記憶の座標
――あの時やり直せたらって、思ったことはありますか?――
主人公――36歳の会社員。穏やかな妻と、小さな娘と暮らしている。
満たされていないわけではない。だが、ふとした瞬間、過去を振り返ることがあった。
受験は失敗した。でも、その大学生活で出会った仲間、経験は悪くなかった。
「あのときと同じ人生なら、また失敗しても構わない」
主人公はそう思っていた。
だが、ひとつだけ胸に残るものがあった。
大学時代、好きだった女性――たぶん、あのとき、彼女も自分に気があった。
けれど、核心に迫る言葉をお互い交わさず、時間だけが流れてしまった。
あれから何年も経った。
今さらどうにもならない、と思っていた。
そんなある日、目が覚めた瞬間、彼は時間を遡っていた。
戻ったのは、高校卒業直前、大学入試を控えた冬だった。
――最初は戸惑った。けれどすぐに思った。
「これはチャンスだ」
彼は計画的に人生をなぞっていく。
受験にはあえて失敗する。
過去にあった日々を再現するように。
親に感謝し、丁寧に人と接し、勉強にも励んだ。
やり直せることの素晴らしさに、日々は満ちていた。
しかし、少しずつ違和感が忍び寄る。
「あれ?この人、こんなに明るかったっけ」
「この出来事、こんなタイミングだった?」
ほんの小さなズレが積もっていく。
思い出した通りの言葉を使っても、会話の流れは微妙に変わる。
1分、1秒のズレで、友人との関係性が変わっていく。
そして気づく。
あの時の彼女――大学で出会うはずの、好きだった女性にも、違う形でしか出会えなかった。
初めて話した時、彼女の表情は記憶の彼女とは違っていた。
それどころか“どこかで見たことある気がするけど思い出せない”というような距離感さえ感じる。
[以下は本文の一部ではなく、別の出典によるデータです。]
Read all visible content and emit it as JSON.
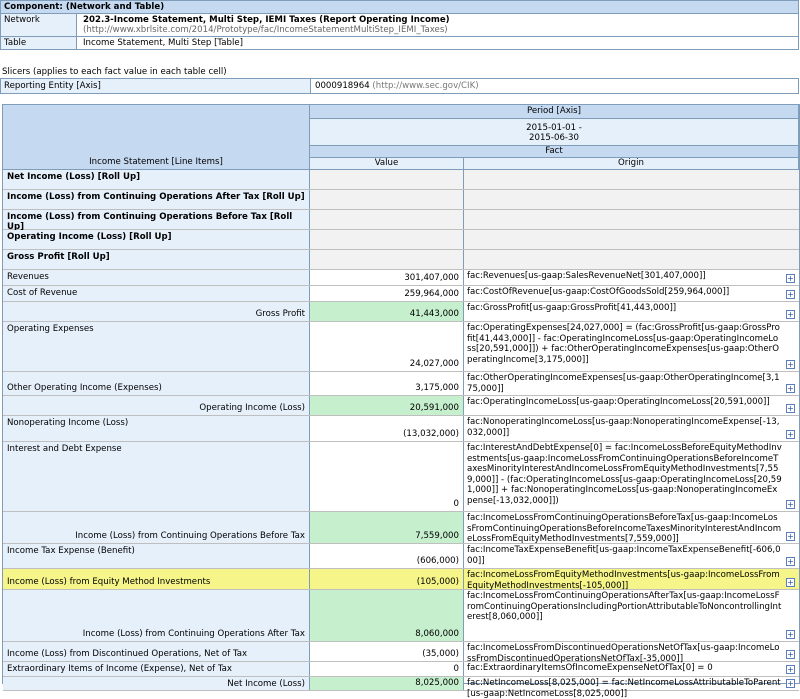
{
  "component": {
    "title": "Component: (Network and Table)",
    "network_label": "Network",
    "network_title": "202.3-Income Statement, Multi Step, IEMI Taxes (Report Operating Income)",
    "network_url": "(http://www.xbrlsite.com/2014/Prototype/fac/IncomeStatementMultiStep_IEMI_Taxes)",
    "table_label": "Table",
    "table_value": "Income Statement, Multi Step [Table]"
  },
  "slicers": {
    "label": "Slicers (applies to each fact value in each table cell)",
    "axis": "Reporting Entity [Axis]",
    "value": "0000918964",
    "value_url": "(http://www.sec.gov/CIK)"
  },
  "table": {
    "period_axis": "Period [Axis]",
    "period_line1": "2015-01-01 -",
    "period_line2": "2015-06-30",
    "fact": "Fact",
    "line_items_header": "Income Statement [Line Items]",
    "value_header": "Value",
    "origin_header": "Origin",
    "rows": [
      {
        "label": "Net Income (Loss) [Roll Up]",
        "value": "",
        "origin": ""
      },
      {
        "label": "Income (Loss) from Continuing Operations After Tax [Roll Up]",
        "value": "",
        "origin": ""
      },
      {
        "label": "Income (Loss) from Continuing Operations Before Tax [Roll Up]",
        "value": "",
        "origin": ""
      },
      {
        "label": "Operating Income (Loss) [Roll Up]",
        "value": "",
        "origin": ""
      },
      {
        "label": "Gross Profit [Roll Up]",
        "value": "",
        "origin": ""
      },
      {
        "label": "Revenues",
        "value": "301,407,000",
        "origin": "fac:Revenues[us-gaap:SalesRevenueNet[301,407,000]]"
      },
      {
        "label": "Cost of Revenue",
        "value": "259,964,000",
        "origin": "fac:CostOfRevenue[us-gaap:CostOfGoodsSold[259,964,000]]"
      },
      {
        "label": "Gross Profit",
        "value": "41,443,000",
        "origin": "fac:GrossProfit[us-gaap:GrossProfit[41,443,000]]"
      },
      {
        "label": "Operating Expenses",
        "value": "24,027,000",
        "origin": "fac:OperatingExpenses[24,027,000] = (fac:GrossProfit[us-gaap:GrossProfit[41,443,000]] - fac:OperatingIncomeLoss[us-gaap:OperatingIncomeLoss[20,591,000]]) + fac:OtherOperatingIncomeExpenses[us-gaap:OtherOperatingIncome[3,175,000]]"
      },
      {
        "label": "Other Operating Income (Expenses)",
        "value": "3,175,000",
        "origin": "fac:OtherOperatingIncomeExpenses[us-gaap:OtherOperatingIncome[3,175,000]]"
      },
      {
        "label": "Operating Income (Loss)",
        "value": "20,591,000",
        "origin": "fac:OperatingIncomeLoss[us-gaap:OperatingIncomeLoss[20,591,000]]"
      },
      {
        "label": "Nonoperating Income (Loss)",
        "value": "(13,032,000)",
        "origin": "fac:NonoperatingIncomeLoss[us-gaap:NonoperatingIncomeExpense[-13,032,000]]"
      },
      {
        "label": "Interest and Debt Expense",
        "value": "0",
        "origin": "fac:InterestAndDebtExpense[0] = fac:IncomeLossBeforeEquityMethodInvestments[us-gaap:IncomeLossFromContinuingOperationsBeforeIncomeTaxesMinorityInterestAndIncomeLossFromEquityMethodInvestments[7,559,000]] - (fac:OperatingIncomeLoss[us-gaap:OperatingIncomeLoss[20,591,000]] + fac:NonoperatingIncomeLoss[us-gaap:NonoperatingIncomeExpense[-13,032,000]])"
      },
      {
        "label": "Income (Loss) from Continuing Operations Before Tax",
        "value": "7,559,000",
        "origin": "fac:IncomeLossFromContinuingOperationsBeforeTax[us-gaap:IncomeLossFromContinuingOperationsBeforeIncomeTaxesMinorityInterestAndIncomeLossFromEquityMethodInvestments[7,559,000]]"
      },
      {
        "label": "Income Tax Expense (Benefit)",
        "value": "(606,000)",
        "origin": "fac:IncomeTaxExpenseBenefit[us-gaap:IncomeTaxExpenseBenefit[-606,000]]"
      },
      {
        "label": "Income (Loss) from Equity Method Investments",
        "value": "(105,000)",
        "origin": "fac:IncomeLossFromEquityMethodInvestments[us-gaap:IncomeLossFromEquityMethodInvestments[-105,000]]"
      },
      {
        "label": "Income (Loss) from Continuing Operations After Tax",
        "value": "8,060,000",
        "origin": "fac:IncomeLossFromContinuingOperationsAfterTax[us-gaap:IncomeLossFromContinuingOperationsIncludingPortionAttributableToNoncontrollingInterest[8,060,000]]"
      },
      {
        "label": "Income (Loss) from Discontinued Operations, Net of Tax",
        "value": "(35,000)",
        "origin": "fac:IncomeLossFromDiscontinuedOperationsNetOfTax[us-gaap:IncomeLossFromDiscontinuedOperationsNetOfTax[-35,000]]"
      },
      {
        "label": "Extraordinary Items of Income (Expense), Net of Tax",
        "value": "0",
        "origin": "fac:ExtraordinaryItemsOfIncomeExpenseNetOfTax[0] = 0"
      },
      {
        "label": "Net Income (Loss)",
        "value": "8,025,000",
        "origin": "fac:NetIncomeLoss[8,025,000] = fac:NetIncomeLossAttributableToParent[us-gaap:NetIncomeLoss[8,025,000]]"
      }
    ],
    "expand_glyph": "+"
  },
  "colors": {
    "header_blue": "#c5d9f1",
    "label_blue": "#e6f0fb",
    "total_green": "#c6efce",
    "highlight_yellow": "#f5f58a"
  }
}
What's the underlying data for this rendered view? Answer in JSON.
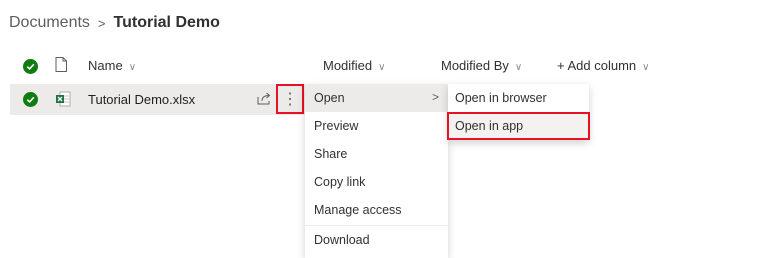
{
  "breadcrumb": {
    "root": "Documents",
    "separator": ">",
    "current": "Tutorial Demo"
  },
  "columns": {
    "name": "Name",
    "modified": "Modified",
    "modified_by": "Modified By",
    "add_column": "+ Add column"
  },
  "icons": {
    "select_all": "checkmark-circle-icon",
    "file_type": "document-icon",
    "excel": "excel-file-icon",
    "share": "share-icon",
    "more": "more-vertical-icon",
    "chevron": "chevron-down-icon",
    "submenu_arrow": "chevron-right-icon"
  },
  "file": {
    "name": "Tutorial Demo.xlsx",
    "more_label": "⋮"
  },
  "context_menu": {
    "items": [
      {
        "label": "Open",
        "arrow": ">"
      },
      {
        "label": "Preview"
      },
      {
        "label": "Share"
      },
      {
        "label": "Copy link"
      },
      {
        "label": "Manage access"
      },
      {
        "label": "Download"
      }
    ]
  },
  "submenu": {
    "items": [
      {
        "label": "Open in browser"
      },
      {
        "label": "Open in app"
      }
    ]
  },
  "colors": {
    "check_green": "#107c10",
    "excel_green": "#217346",
    "highlight_red": "#e81123",
    "row_bg": "#edebe9"
  }
}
相思相愛どころか、ただの“知り合い”としてしか見られていなかった。
バタフライエフェクト。
ひとつの小さな羽ばたきが、小さな波紋のように広がり世界を変える。
そんな言葉を記憶の断片で思い出した。
どんな小さな言葉も、行動もすべてが自分の存在していた未来への布石だった。
彼が丁寧に発したひとつの言葉が、
善意で渡したノートが、
偶然に起きた一度の寄り道が、
彼の軌道をわずかに、しかし確実に逸らしていった。
焦りがにじむ。
「どこで、何を間違えたんだ?」
彼は再現しようと試みる。
毎日、何時にどこへ行き、誰とどんな会話をしたか。
ノートに記録し、再演しようとするが――うまくいかない。
すべてを記憶していなかったことに気づく。
未来が遠ざかっていく。
気づけば、妻と出会ったはずの職場にも、彼女の姿はなかった。
彼女はその会社に入社してこなかった。
出会いの偶然すら、もう失われていた。
嫌な人とは、出会ってから避けることはできた。
何が起こるか、どう振舞えばいいのか、それは知っていた。
けれど――会いたい人に“どうやって”出会えばいいのかは、誰もしらない。
好意はいつどのように芽生えるかわからないから。
彼の中の時間軸は未来へと進んでいたが、
現実は過去に囚われ続けていた。
彼は、未来に焦がれて過去を追い、
過去に縛られて未来を見失っていた。
そして、気づいたときには、
彼は“知っていた未来”にも、
“望んだ未来”にもたどり着けなくなっていた。
目の前に広がるのは、
まったく見たことのない――
選んだこともない――
けれど、確かに存在する“今”。
彼は立ち尽くす。
それでも、足元には一匹の蝶が羽ばたいていた。
その音は聞こえない。
けれど、その羽ばたきはきっと、
また誰かの未来を、そっと揺らしている。
自分もまた、誰かの座標を動かしながら、
知らぬうちに支えたり、影を落としたりしていたのだ。
彼は小さくつぶやいた。
「……ありがとう」
それが誰に向けた言葉だったのか、自分でもわからなかった。
彼は新たな時間に、歩み出しはじめた。
まだ見ぬ未来へと―孤独と希望と不安の入り混じる上を――。
彼の前に一羽の蝶が、定まらない軌道の上で揺れていた。